Seorang pria di Australia yang berusia 58 tahun ini harus melunasi tagihan kartu kreditnya untuk setengah abad ke depan.

oleh Afra Augesti diperbarui 02 Agu 2018, 21:00 WIB
Diterbitkan 02 Agu 2018, 21:00 WIB
Kartu Kredit
Ilustrasi Foto Kartu Kredit (iStockphoto)

Liputan6.com, Brisbane - Seorang pria di Australia berutang kepada sebuah bank swasta di Negeri Kanguru, Commonwealth Bank. Lelaki bernama Assam ini harus melunasi tagihan kartu kredit selama setengah abad ke depan dari usianya yang sekarang, 58 tahun.

Itu artinya, tagihan tersebut harus diselesaikan Assam selama 146 tahun atau pada 2164 ketika Assam berumur 204 -- itu pun jika ia  diberi anugerah umur panjang. Namun, itu mustahil. Sejarah mencatat, manusia paling panjang umur di muka Bumi adalah Jeanne Calment (1875–1997). Perempuan Prancis itu meninggal dunia pada usia 122 tahun dan 164 hari.

Jerat hutang bermula saat pensiunan yang merupakan penyandang cacat itu sudah tidak dapat bekerja sejak 2003. Assam dikatakan hampir tidak dapat memenuhi kebutuhan hidupnya karena sakit-sakitan.

Atas dasar inilah, Commonwealth Bank "dengan senang hati" membantunya. Assam diperbolehkan menggunakan kartu kredit sebanyak lima buah, dengan masing-masing batas saldo minimal 61.500 dolar Australia atau Rp 657 juta.

Tahun ini, utang Assam yang tertera pada tagihan CommBank Mastercard-nya sudah mencapai 44.000 dolar Australia atau Rp 470 juta. Ini diakumulasi setelah bank mendongkrak batasnya dari 2.000 dolar Australia (Rp 21,3 juta) menjadi 44.600 dolar Australia (Rp 476,4 juta) pada tahun 2015 --tahun yang sama ketika ia pindah apartemen lantaran tidak mampu membayar sewa.

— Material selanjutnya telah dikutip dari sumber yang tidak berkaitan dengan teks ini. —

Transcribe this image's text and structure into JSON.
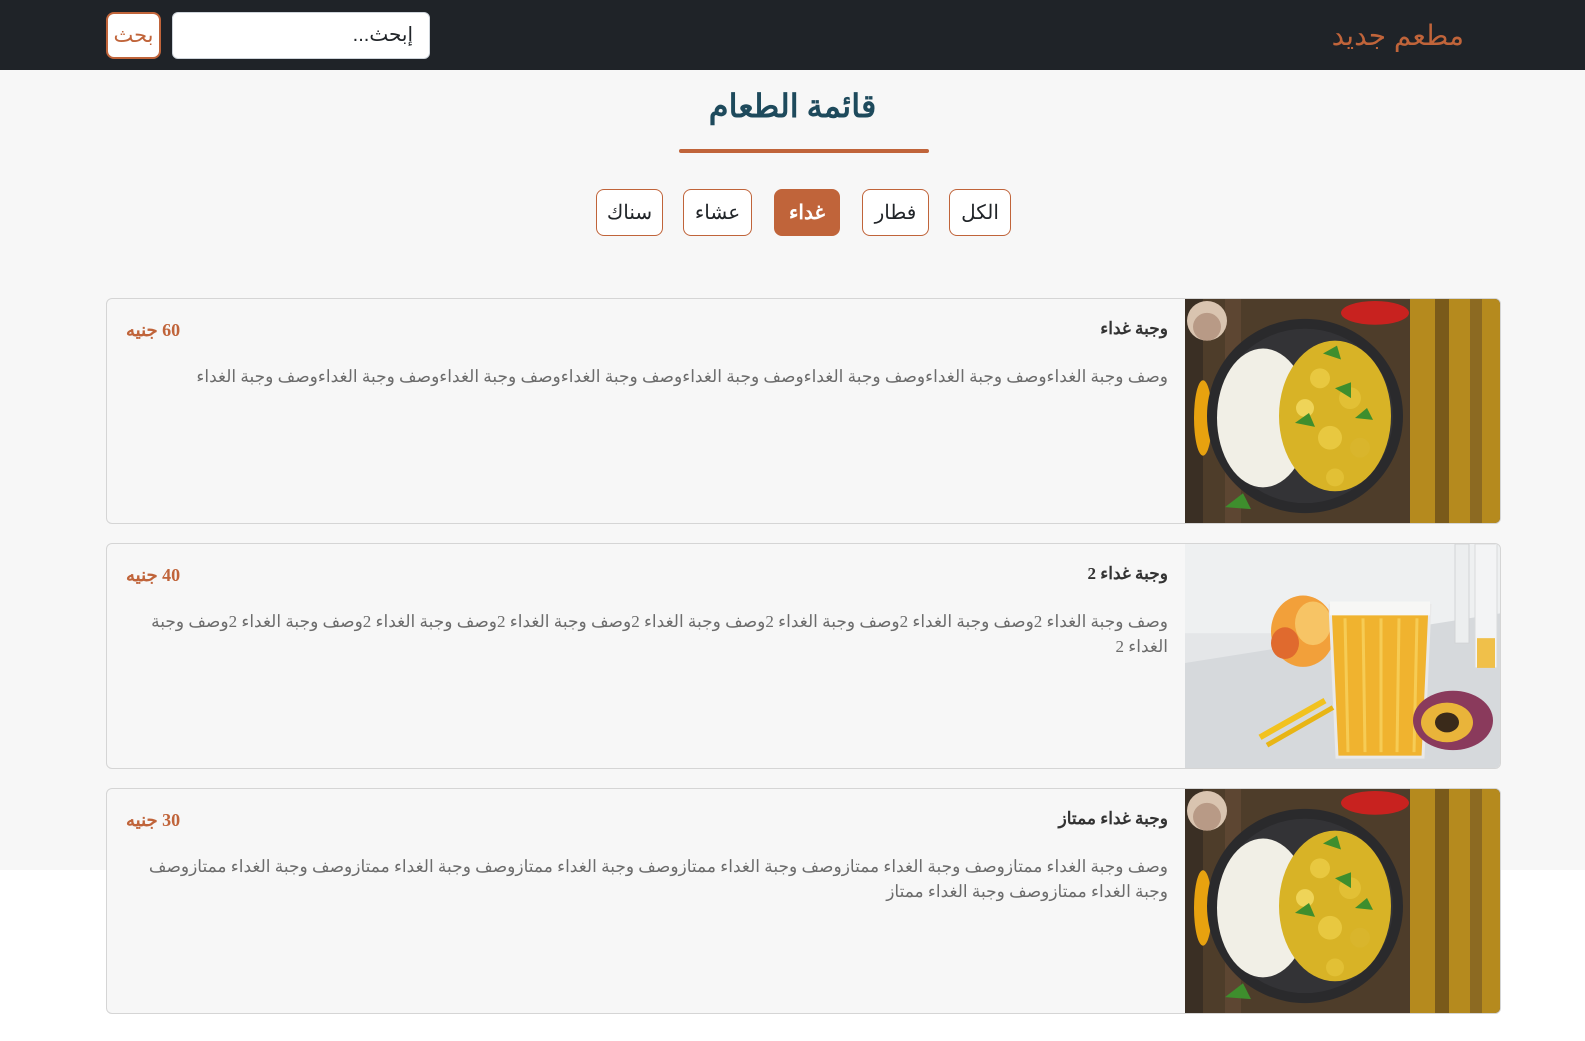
{
  "navbar": {
    "brand": "مطعم جديد",
    "search_placeholder": "إبحث...",
    "search_button": "بحث"
  },
  "menu": {
    "title": "قائمة الطعام",
    "filters": [
      "الكل",
      "فطار",
      "غداء",
      "عشاء",
      "سناك"
    ],
    "active_filter": "غداء",
    "items": [
      {
        "title": "وجبة غداء",
        "price": "60 جنيه",
        "description": "وصف وجبة الغداءوصف وجبة الغداءوصف وجبة الغداءوصف وجبة الغداءوصف وجبة الغداءوصف وجبة الغداءوصف وجبة الغداءوصف وجبة الغداء",
        "image": "chickpea-curry-rice-bowl"
      },
      {
        "title": "وجبة غداء 2",
        "price": "40 جنيه",
        "description": "وصف وجبة الغداء 2وصف وجبة الغداء 2وصف وجبة الغداء 2وصف وجبة الغداء 2وصف وجبة الغداء 2وصف وجبة الغداء 2وصف وجبة الغداء 2وصف وجبة الغداء 2",
        "image": "mango-juice-glass"
      },
      {
        "title": "وجبة غداء ممتاز",
        "price": "30 جنيه",
        "description": "وصف وجبة الغداء ممتازوصف وجبة الغداء ممتازوصف وجبة الغداء ممتازوصف وجبة الغداء ممتازوصف وجبة الغداء ممتازوصف وجبة الغداء ممتازوصف وجبة الغداء ممتازوصف وجبة الغداء ممتاز",
        "image": "chickpea-curry-rice-bowl"
      }
    ]
  },
  "colors": {
    "accent": "#c0643a",
    "navbar": "#1f2328",
    "title": "#1e4a5c"
  }
}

"Jika Anda hanya melakukan pembayaran minimum setiap bulan, maka Anda akan melunasi saldo sekitar 146 tahun 5 bulan," tulis pernyataan di surat tagihan kartu kreditnya pada Januari 2018. "Dan Anda akhirnya akan membayar perkiraan bunga dengan total 340.604,78 (sekitar Rp 3,6 miliar)."

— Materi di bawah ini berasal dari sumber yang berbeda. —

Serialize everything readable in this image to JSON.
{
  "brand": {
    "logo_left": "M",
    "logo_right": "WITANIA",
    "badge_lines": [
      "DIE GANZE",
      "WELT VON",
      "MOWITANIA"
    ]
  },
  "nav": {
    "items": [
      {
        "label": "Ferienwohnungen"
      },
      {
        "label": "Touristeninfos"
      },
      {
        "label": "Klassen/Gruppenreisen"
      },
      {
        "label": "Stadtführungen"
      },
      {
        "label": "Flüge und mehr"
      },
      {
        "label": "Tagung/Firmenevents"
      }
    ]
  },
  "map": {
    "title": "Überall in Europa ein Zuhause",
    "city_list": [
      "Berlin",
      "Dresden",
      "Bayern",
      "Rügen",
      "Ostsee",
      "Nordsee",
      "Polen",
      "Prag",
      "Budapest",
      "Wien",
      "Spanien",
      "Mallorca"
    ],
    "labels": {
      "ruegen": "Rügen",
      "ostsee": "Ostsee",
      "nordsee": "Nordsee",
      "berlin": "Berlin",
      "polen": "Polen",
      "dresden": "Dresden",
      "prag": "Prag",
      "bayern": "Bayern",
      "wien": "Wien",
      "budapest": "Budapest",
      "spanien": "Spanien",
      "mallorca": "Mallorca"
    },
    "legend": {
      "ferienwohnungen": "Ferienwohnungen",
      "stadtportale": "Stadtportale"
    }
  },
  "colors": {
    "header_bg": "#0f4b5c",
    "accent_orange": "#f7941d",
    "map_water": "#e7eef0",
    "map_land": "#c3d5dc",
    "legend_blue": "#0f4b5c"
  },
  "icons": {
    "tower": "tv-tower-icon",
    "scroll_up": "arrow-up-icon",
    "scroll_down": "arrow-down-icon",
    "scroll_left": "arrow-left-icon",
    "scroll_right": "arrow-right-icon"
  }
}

Sementara itu, pejabat senior urusan kebijakan umum dari Consumer Action Law Center, Katherine Temple, mengatakan bahwa mereka yang terjerat utang kartu kredit secara terus-menerus sebenarnya sangat menguntungkan bank. Di satu sisi, hal tersebut memberatkan diri mereka sendiri.

"Mereka yang berjuang untuk memenuhi kebutuhan hidupnya cenderung rela membayar bunga dan biaya tambahan lain. Jadi menjerat orang dalam siklus utang kartu kredit sering kali dimanfaatkan bank untuk kepentingan perusahaan," kata Temple seperti dikutip dari News.com.au, Kamis (2/8/2018).

Dalam sebuah pernyataan yang dikirim khusus untuk media di Australia itu, juru bicara Commonwealth Bank menyampaikan permintaan maaf kepada Assam.

"Kami meminta maaf kepada pelanggan atas pengalaman yang buruk baru-baru ini dengan perusahaan kami," kata pernyataan itu.

"Kami sepenuhnya telah menerapkan reformasi baru-baru ini terkait peningkatan batas kredit. Kami juga menggandeng Australian Securities and Investments Commission (ASIC, badan pemerintah Australia yang independen dan bertindak sebagai pengatur perusahaan di Australia) untuk meningkatkan persyaratan keterjangkauan kartu kredit baru dan peningkatan batas kredit yang akan kami terapkan."

 

Saksikan video pilihan berikut ini:

 

Kartu Kredit Menjadi Sorotan Utama di Australia

Gesek Mesin Kartu Kredit
Ilustrasi Foto Gesek Kartu Kredit (iStockphoto)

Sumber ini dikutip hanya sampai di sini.